Encontro a resposta relendo a entrevista que ele concedeu à Paula Ribeiro há cerca de dez anos, no âmbito do Projeto Memória da Imigração – Imigrantes Judeus no Rio de Janeiro, realizado pelo Museu Judaico do Rio de Janeiro e pela Universidade Estácio de Sá.
A certa altura, se referindo à criação de novas sinagogas no Rio dos anos 1940, ele diz assim:
“Eu entrei na Associação Religiosa Israelita [ARI, sinagoga fundada por judeus alemães] um ano depois de fundada (…). É a questão de todas as outras sinagogas: todos procuram as suas origens. (…) Veja bem, cada um quer ouvir aquilo que ouviu na casa dos pais lá nos cafundós da terra. Então, quantas brigas já houve em outras sinagogas porque aquele não cantou como cantou o pai dele. É isso! E aos poucos, você vai ver que vai acontecer, que tudo isso vai desaparecer, porque vai se misturar.
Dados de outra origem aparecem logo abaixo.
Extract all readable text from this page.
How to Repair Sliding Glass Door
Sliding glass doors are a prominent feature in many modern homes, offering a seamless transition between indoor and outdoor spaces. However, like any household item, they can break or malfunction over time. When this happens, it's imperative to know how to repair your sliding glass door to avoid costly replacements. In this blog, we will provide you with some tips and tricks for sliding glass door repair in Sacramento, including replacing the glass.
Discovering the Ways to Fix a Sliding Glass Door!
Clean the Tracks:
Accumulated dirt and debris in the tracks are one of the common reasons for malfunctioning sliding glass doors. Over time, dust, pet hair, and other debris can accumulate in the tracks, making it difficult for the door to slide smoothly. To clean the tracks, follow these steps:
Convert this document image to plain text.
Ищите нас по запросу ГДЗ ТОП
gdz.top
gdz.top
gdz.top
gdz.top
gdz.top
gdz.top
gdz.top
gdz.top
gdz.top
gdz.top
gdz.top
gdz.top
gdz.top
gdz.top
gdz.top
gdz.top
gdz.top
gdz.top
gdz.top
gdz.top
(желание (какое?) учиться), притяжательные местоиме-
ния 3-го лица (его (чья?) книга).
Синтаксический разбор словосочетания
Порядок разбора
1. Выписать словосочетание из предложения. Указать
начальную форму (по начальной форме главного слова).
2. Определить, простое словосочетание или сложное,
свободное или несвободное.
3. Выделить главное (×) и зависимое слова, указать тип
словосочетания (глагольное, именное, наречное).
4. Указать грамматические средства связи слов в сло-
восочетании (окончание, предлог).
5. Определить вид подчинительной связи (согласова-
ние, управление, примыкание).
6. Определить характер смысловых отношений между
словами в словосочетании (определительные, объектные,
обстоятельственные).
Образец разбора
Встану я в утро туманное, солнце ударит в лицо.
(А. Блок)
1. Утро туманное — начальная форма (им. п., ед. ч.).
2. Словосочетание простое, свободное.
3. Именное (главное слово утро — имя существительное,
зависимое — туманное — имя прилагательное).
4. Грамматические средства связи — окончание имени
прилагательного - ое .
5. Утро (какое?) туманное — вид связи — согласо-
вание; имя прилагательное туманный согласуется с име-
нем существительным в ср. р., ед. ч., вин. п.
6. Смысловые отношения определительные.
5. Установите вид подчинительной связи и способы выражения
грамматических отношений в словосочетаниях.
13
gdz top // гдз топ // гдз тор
Nunca vi, graças a Deus, uma mistura tão grande e tão bem aceita como [aqui]. (…) Aqueles alemães de 1942 queriam fazer alguma coisa que eles conheciam da Alemanha ainda, mas com o tempo foi mudando. (…) Naquele tempo era tudo separado: mulher e homem [rezavam] separado. Hoje é misturado, sentado misturado. Chama-se as mulheres (…) para lerem a Torá. Não se podia compreender isso antes. Eu, na Alemanha, não podia compreender isso. Diziam: “Mas isso é coisa de homem”. Mas a rigor, somos todos iguais.”
No dia do seu enterro, dois rabinos, de correntes religiosas quase antagônicas, sentaram-se lado a lado. Ao longo das rezas feitas durante a semana do luto, a eles veio se juntar ainda um terceiro rabino. Meu avô era o oposto daquela piada que dizia que um judeu, em uma ilha deserta, construía duas sinagogas: uma para frequentar, a outra para jamais pisar. Ele entrava em todas.
Em pleno século 21, em tempos de pastor Feliciano à frente da Comissão de Direitos Humanos da Câmara de Deputados, mesma época em que se inventa no Brasil (e no resto do mundo) uma ortodoxia judaica que por aqui jamais existiu – com homens e mulheres vestidos à moda polonesa de 300 anos atrás – só resta torcer para que nós, seus netos e bisnetos, tenhamos aprendido a sua lição.